De repente, una voz suave susurró: “Este mascarón es especial. Te llevará a un lugar mágico. ¡Pronto lo descubrirás!”. Las niñas se miraron asombradas.
“¿Lo probamos?”, preguntó Marta, incapaz de contener su emoción. Lucía, con una sonrisa traviesa, se puso el mascarón. Al instante, el mundo a su alrededor comenzó a cambiar. Las tres amigas se encontraron en un lugar increíble, lleno de luces centelleantes y música alegre.
Capítulo 2: El Carnaval Mágico
Alrededor de las niñas, todo era colorido y brillante. Gigantescas mariposas danzaban en el aire, y duendes traviesos jugaban a su alrededor. “¡Bienvenidas al Carnaval Mágico!”, anunció una mariquita que llevaba un sombrero de colores.
“¡Este lugar es increíble!”, gritó Marta mientras intentaba atrapar una burbuja que flotaba cerca. Sara miraba asombrada a un grupo de conejos que tocaban instrumentos. “¡Y miren eso, Lucía!”, exclamó, señalando a un elefante de papel que pasaba volando.
Las amigas decidieron explorar el carnaval. Bailaron con un grupo de flores risueñas y rieron mientras un payaso mágico hacía aparecer globos en forma de animales. “¡Este lugar es como un sueño!”, comentó Sara.
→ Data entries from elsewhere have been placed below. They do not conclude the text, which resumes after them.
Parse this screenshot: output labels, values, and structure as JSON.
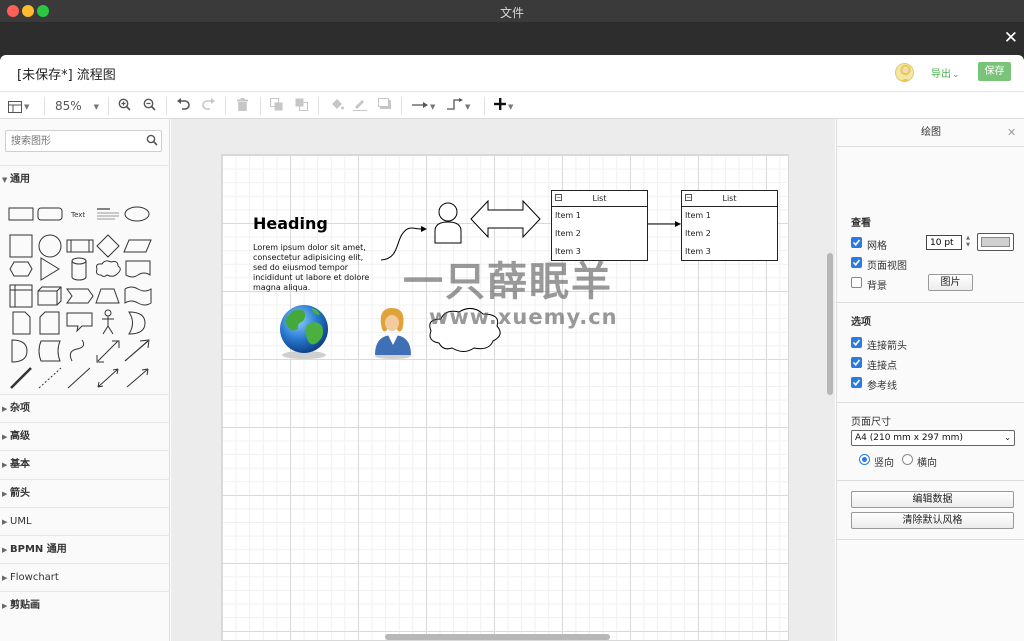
{
  "window": {
    "title": "文件",
    "close_glyph": "✕"
  },
  "header": {
    "doc_title": "[未保存*]  流程图",
    "export_label": "导出",
    "export_caret": "⌄",
    "save_label": "保存"
  },
  "toolbar": {
    "zoom": "85%"
  },
  "sidebar": {
    "search_placeholder": "搜索图形",
    "general_label": "通用",
    "shape_text_label": "Text",
    "sections": [
      "杂项",
      "高级",
      "基本",
      "箭头",
      "UML",
      "BPMN 通用",
      "Flowchart",
      "剪贴画"
    ]
  },
  "canvas": {
    "heading": "Heading",
    "lorem": "Lorem ipsum dolor sit amet, consectetur adipisicing elit, sed do eiusmod tempor incididunt ut labore et dolore magna aliqua.",
    "watermark_cn": "一只薛眠羊",
    "watermark_url": "www.xuemy.cn",
    "list1": {
      "title": "List",
      "items": [
        "Item 1",
        "Item 2",
        "Item 3"
      ]
    },
    "list2": {
      "title": "List",
      "items": [
        "Item 1",
        "Item 2",
        "Item 3"
      ]
    }
  },
  "panel": {
    "title": "绘图",
    "close_glyph": "✕",
    "view_title": "查看",
    "grid_label": "网格",
    "grid_size": "10 pt",
    "page_view_label": "页面视图",
    "background_label": "背景",
    "image_button": "图片",
    "options_title": "选项",
    "connection_arrows_label": "连接箭头",
    "connection_points_label": "连接点",
    "guides_label": "参考线",
    "page_size_title": "页面尺寸",
    "page_size_value": "A4 (210 mm x 297 mm)",
    "portrait_label": "竖向",
    "landscape_label": "横向",
    "edit_data_button": "编辑数据",
    "clear_style_button": "清除默认风格"
  },
  "colors": {
    "accent": "#2b79e3",
    "save_green": "#7ac47a"
  }
}
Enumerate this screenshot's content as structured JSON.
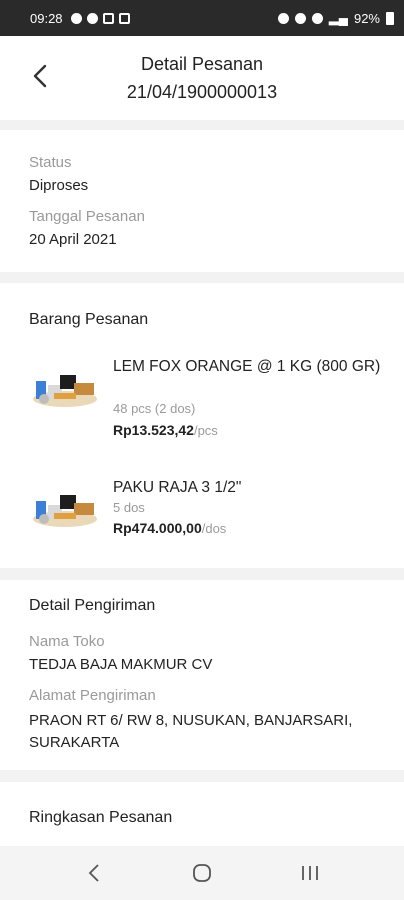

De repente, una divertida oruga verde se les acercó. “¡Siganme, tengo una sorpresa!”, dijo con una sonrisa. Las niñas, curiosas, la siguieron hasta un escenario donde un grupo de animales estaba a punto de actuar.
Capítulo 3: El Gran Desfile
El escenario estaba lleno de criaturas mágicas, todas preparadas para el Gran Desfile del Carnaval. Un dragón centelleante, una jirafa de lunares y un pavo real resplandeciente esperaban su turno para brillar.
“¡Qué emoción! ¿Podemos participar?”, preguntó Lucía a la oruga. “¡Por supuesto!”, respondió la oruga, entregándoles unos pequeños tambores.
Las niñas se unieron al desfile, tocando sus tambores y riendo. Lucía notó que con cada golpe, el mundo se volvía aún más colorido. “¡Este mascarón es mágico!”, pensó, sintiéndose feliz.
El desfile recorrió todo el carnaval, con luces bailando por todos lados y música llenando el aire. Al final, una enorme piñata en forma de estrella apareció en el cielo y todos los presentes dieron un gran salto para alcanzarla.
Las niñas, llenas de alegría, vieron cómo la piñata explotaba en un millón de confeti y caramelos. “¡Qué día tan especial!”, dijo Marta mientras recogía un puñado de dulces.
Finalmente, la voz suave del mascarón volvió a hablar: “Gracias por unirse al Carnaval Mágico. Ahora es hora de regresar”.
El mundo comenzó a desvanecerse y, en un abrir y cerrar de ojos, las niñas se encontraron de nuevo en el parque.
“¡Esto ha sido increíble!”, dijo Sara, abrazando a sus amigas. Lucía guardó el mascarón en su mochila, sabiendo que siempre llevaría consigo el recuerdo de esa mágica aventura.
Y así, las tres amigas regresaron a casa, soñando con el próximo carnaval y las aventuras que podrían vivir.